Sulle misure di austerity dell’esecutivo, in particolare il rialzo dei prezzi dei prodotti petroliferi fino all’80%, che avevano lo scopo di ridurre i sussidi, stimolare gli introiti non derivati dal petrolio e ripianare il deficit di bilancio che ammonta a 15 miliardi di dollari dopo 16 anni di attivo, si è consumata la frattura col parlamento, la cui maggioranza ha detto no, spingendo l’ottantasettenne emiro, S.A. Sheikh Sabah al-Ahmad Al-Sabah, a sciogliere il parlamento il 16 ottobre scorso e a indire le elezioni. Anticipate, visto che la scadenza naturale dell’assemblea sarebbe stata nel 2017.

Il popolo kuwaitiano ha chiesto quindi un cambio di passo (tra le vittime illustri di questa consultazione l'ex ministro dei lavori pubblici Ali Al-Omair, l’ex ministro della giustizia e degli affari islamici Yacoub Al-Sane e il vice presidente del parlamento Mubarak Al-Khrainej), e toccherà ora alla politica dare delle risposte. Politiche e istituzionali. A differenza di altri stati del Golfo, l’Assemblea del Kuwait, il primo Paese a dotarsi di un sistema parlamentare nel 1962, esercita un potere reale di controllo sul governo e sui ministri. Il rapporto tra questi due poteri, quello legislativo e quello esecutivo, sarà perciò determinante per la stabilità politica dell’emirato. 
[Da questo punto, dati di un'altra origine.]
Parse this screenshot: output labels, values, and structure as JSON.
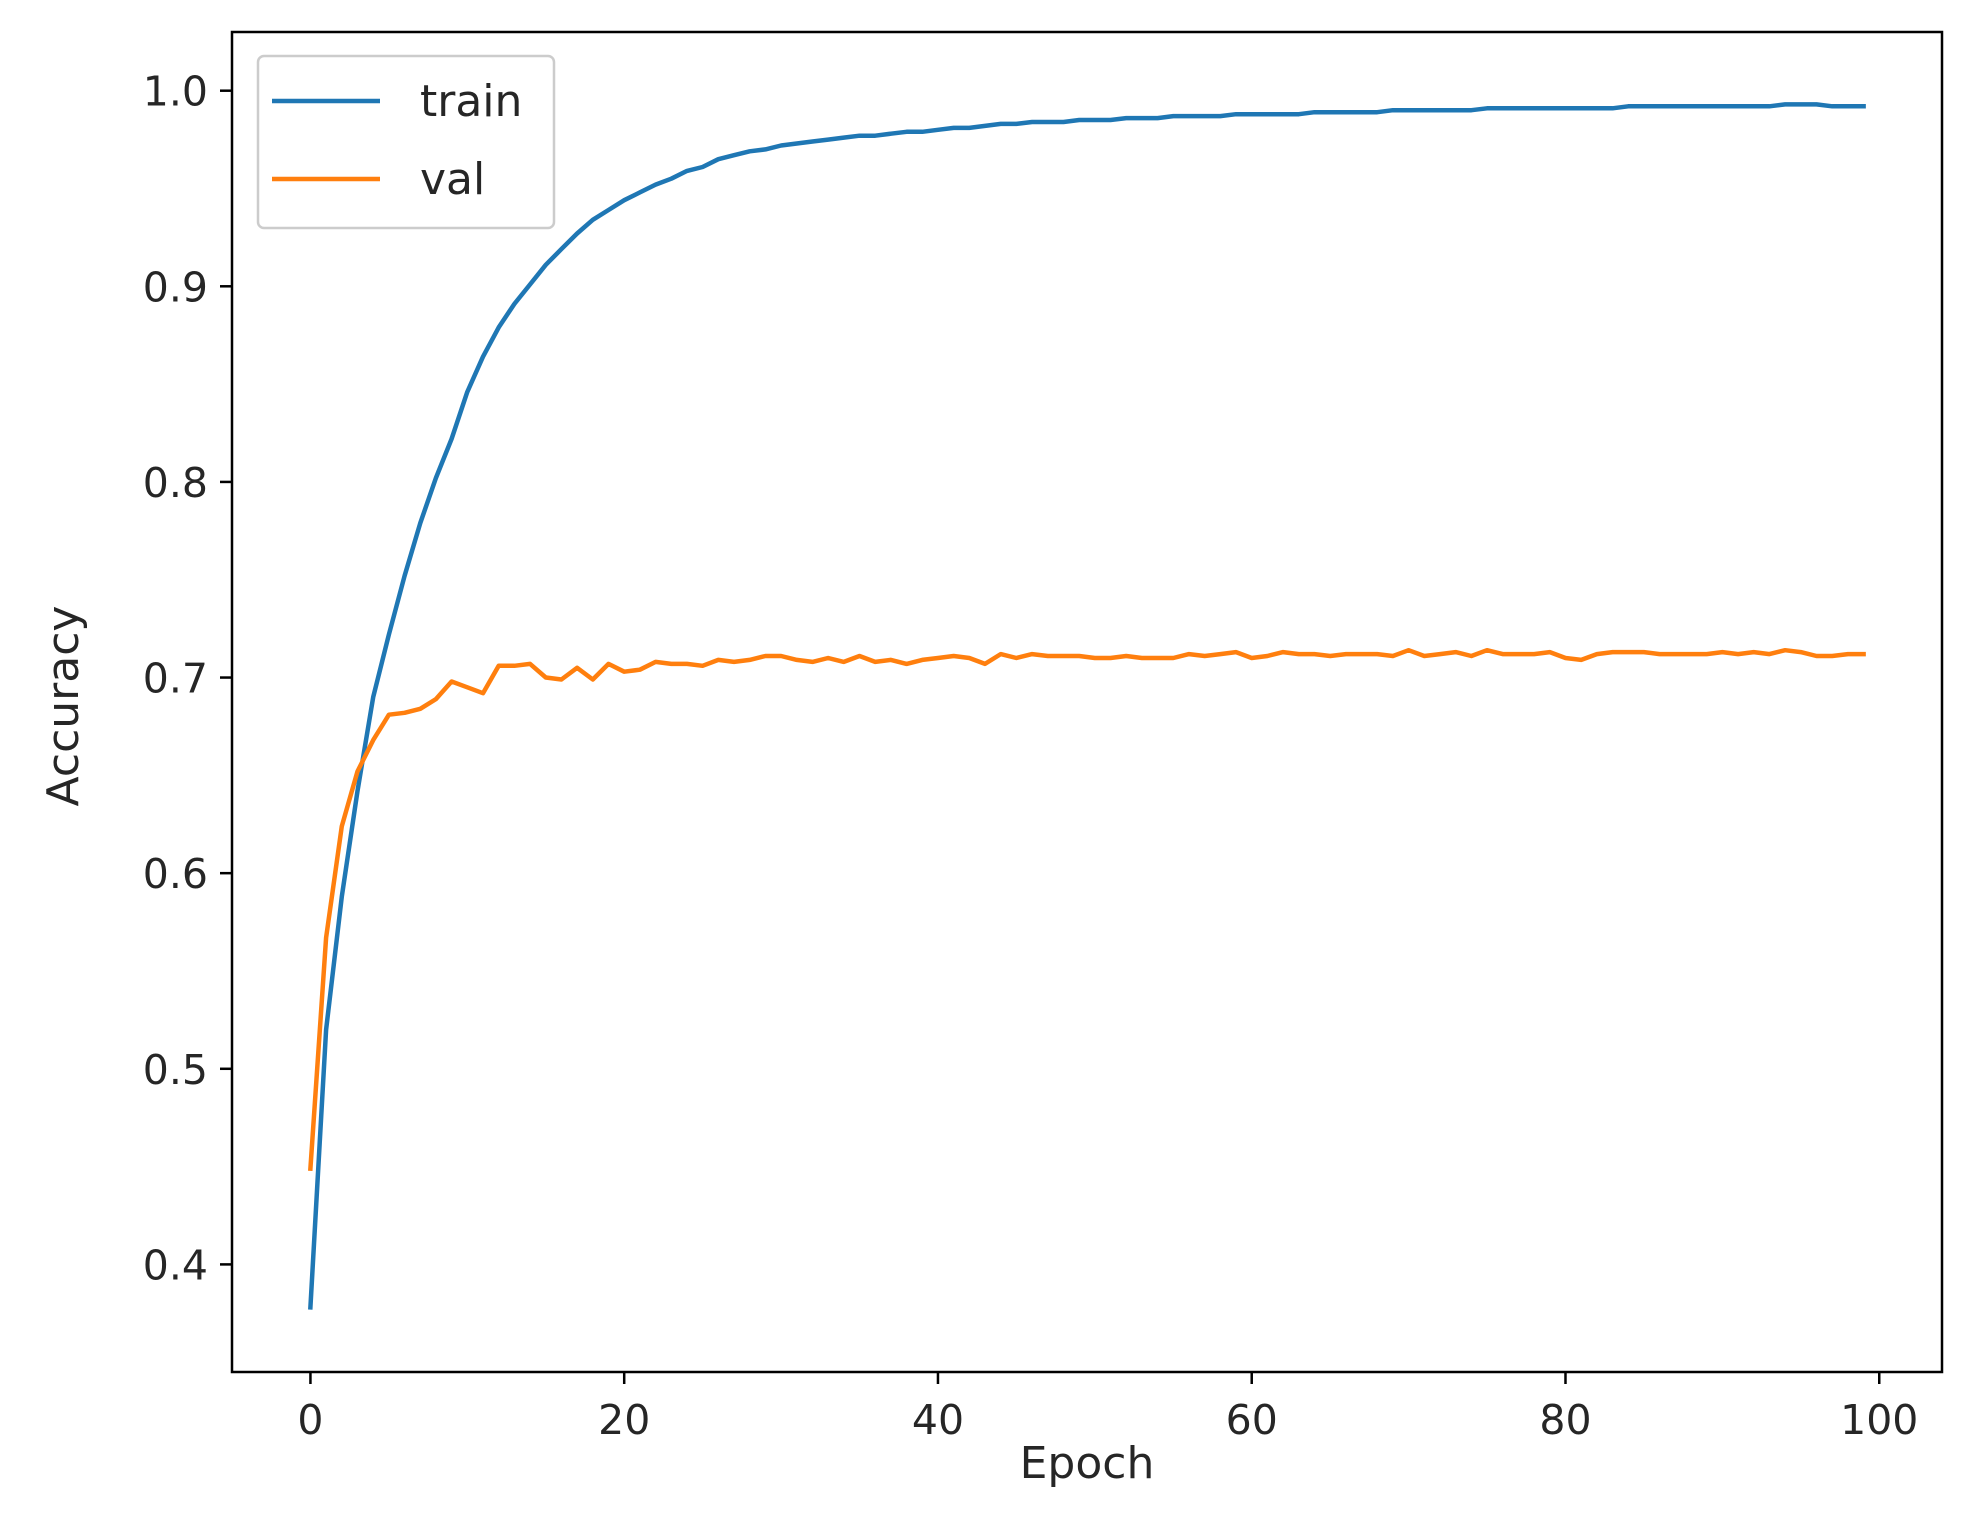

L’opposizione si sta già attrezzando ed è prevista una riunione delle varie formazioni in settimana. Perse nelle urne figure importanti quali Mubarak Al-Waalan, Salem Al-Namlan, Hussein Al-Mutairi e Hamad Al-Matar, le forze dell’opposizione che siederanno nell’Assemblea sono costituite per lo più dai nazionalisti, dai liberali, dai gruppi islamisti che si sono candidati dopo aver boicottato le elezioni a dicembre 2012 e a luglio 2013 in segno di dissenso contro la riforma della legge elettorale. Tra questi i Salafiti legati all’opposizione, mentre quelli filogovernativi che avevano 6 seggi sono spariti, e il Movimento Costituzionale Islamico legato ai Fratelli Musulmani (da ricordare che in Kuwait, pur previsti dalla Costituzione, non ci sono partiti politici, sono presenti tuttavia delle formazioni politiche assimilabili ai partiti) forte ora di 6 seggi da uno che ne aveva. 
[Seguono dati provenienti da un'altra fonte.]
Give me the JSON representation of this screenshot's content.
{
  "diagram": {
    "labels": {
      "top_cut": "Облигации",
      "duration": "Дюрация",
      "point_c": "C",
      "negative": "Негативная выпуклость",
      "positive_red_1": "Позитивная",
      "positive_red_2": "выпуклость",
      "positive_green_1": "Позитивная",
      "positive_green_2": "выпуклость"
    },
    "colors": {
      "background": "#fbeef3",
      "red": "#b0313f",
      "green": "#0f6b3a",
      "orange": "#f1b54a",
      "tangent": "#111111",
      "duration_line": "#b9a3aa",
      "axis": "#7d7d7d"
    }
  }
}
Come prevede l’articolo 57 della Costituzione, a seguito delle elezioni legislative ci sarà un nuovo governo, per formare il quale S.A. l’Emiro ha incaricato il premier uscente, Sheikh Jaber Mubarak Al-Sabah, che giusto lunedì si era dimesso. Il nuovo esecutivo – 16 ministri - dovrà essere completato prima della riunione del nuovo parlamento. La stampa fa sapere che ci si aspetta che nella nuova composizione della compagine governativa si tenga conto dei risultati delle elezioni e del peso ora assunto dall’opposizione, pur se il gruppo liberale dell’Alleanza Democratica Nazionale ha già fatto sapere che non parteciperà.
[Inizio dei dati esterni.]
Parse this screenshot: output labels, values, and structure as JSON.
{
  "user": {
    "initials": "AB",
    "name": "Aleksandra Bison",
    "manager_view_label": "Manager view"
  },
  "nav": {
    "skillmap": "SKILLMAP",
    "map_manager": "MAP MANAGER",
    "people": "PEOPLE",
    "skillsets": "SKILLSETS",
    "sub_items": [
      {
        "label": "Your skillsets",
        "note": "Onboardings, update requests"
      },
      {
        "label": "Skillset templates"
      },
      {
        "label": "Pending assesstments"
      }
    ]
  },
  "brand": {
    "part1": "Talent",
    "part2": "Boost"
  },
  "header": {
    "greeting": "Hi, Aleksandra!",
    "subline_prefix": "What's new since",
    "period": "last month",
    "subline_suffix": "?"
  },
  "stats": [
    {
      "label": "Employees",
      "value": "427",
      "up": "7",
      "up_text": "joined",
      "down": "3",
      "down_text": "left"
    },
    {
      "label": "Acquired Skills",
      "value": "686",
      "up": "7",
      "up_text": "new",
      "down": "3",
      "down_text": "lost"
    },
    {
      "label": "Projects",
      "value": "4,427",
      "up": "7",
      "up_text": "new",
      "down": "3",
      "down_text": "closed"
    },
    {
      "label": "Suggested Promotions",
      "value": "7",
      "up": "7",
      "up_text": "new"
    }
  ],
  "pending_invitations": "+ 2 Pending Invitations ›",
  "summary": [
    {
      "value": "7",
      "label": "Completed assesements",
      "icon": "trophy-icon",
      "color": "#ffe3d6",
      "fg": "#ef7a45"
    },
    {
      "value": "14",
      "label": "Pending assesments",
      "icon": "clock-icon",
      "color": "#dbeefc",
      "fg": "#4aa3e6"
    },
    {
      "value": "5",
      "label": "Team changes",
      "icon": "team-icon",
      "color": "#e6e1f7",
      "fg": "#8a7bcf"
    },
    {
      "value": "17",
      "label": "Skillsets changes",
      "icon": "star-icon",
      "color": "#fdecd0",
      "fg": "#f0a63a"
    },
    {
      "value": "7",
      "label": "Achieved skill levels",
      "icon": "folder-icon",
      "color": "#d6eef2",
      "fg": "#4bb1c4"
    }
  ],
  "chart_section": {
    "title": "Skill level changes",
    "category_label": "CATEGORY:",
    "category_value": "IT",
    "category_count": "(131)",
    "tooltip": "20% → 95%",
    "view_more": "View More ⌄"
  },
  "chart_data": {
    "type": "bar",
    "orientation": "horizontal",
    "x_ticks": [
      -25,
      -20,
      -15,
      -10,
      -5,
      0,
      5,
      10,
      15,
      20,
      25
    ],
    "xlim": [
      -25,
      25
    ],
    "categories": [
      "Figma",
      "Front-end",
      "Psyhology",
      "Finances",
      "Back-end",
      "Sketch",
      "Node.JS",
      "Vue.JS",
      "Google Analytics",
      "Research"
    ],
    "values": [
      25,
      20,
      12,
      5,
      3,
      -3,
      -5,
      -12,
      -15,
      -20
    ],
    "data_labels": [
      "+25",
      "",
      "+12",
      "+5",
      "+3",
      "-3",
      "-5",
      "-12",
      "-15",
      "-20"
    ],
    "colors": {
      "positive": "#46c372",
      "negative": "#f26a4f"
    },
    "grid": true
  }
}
Altro banco di prova per i nuovi equilibri sarà poi la nomina del presidente del parlamento, posto per il quale ha già avanzato la candidatura il deputato dell’opposizione Shuaib Al-Muwaizri, come aveva promesso in campagna elettorale, e al quale aspirano Abdullah Al-Roumi e Mohammad Al-Mutair, anche loro appartenenti all’opposizione.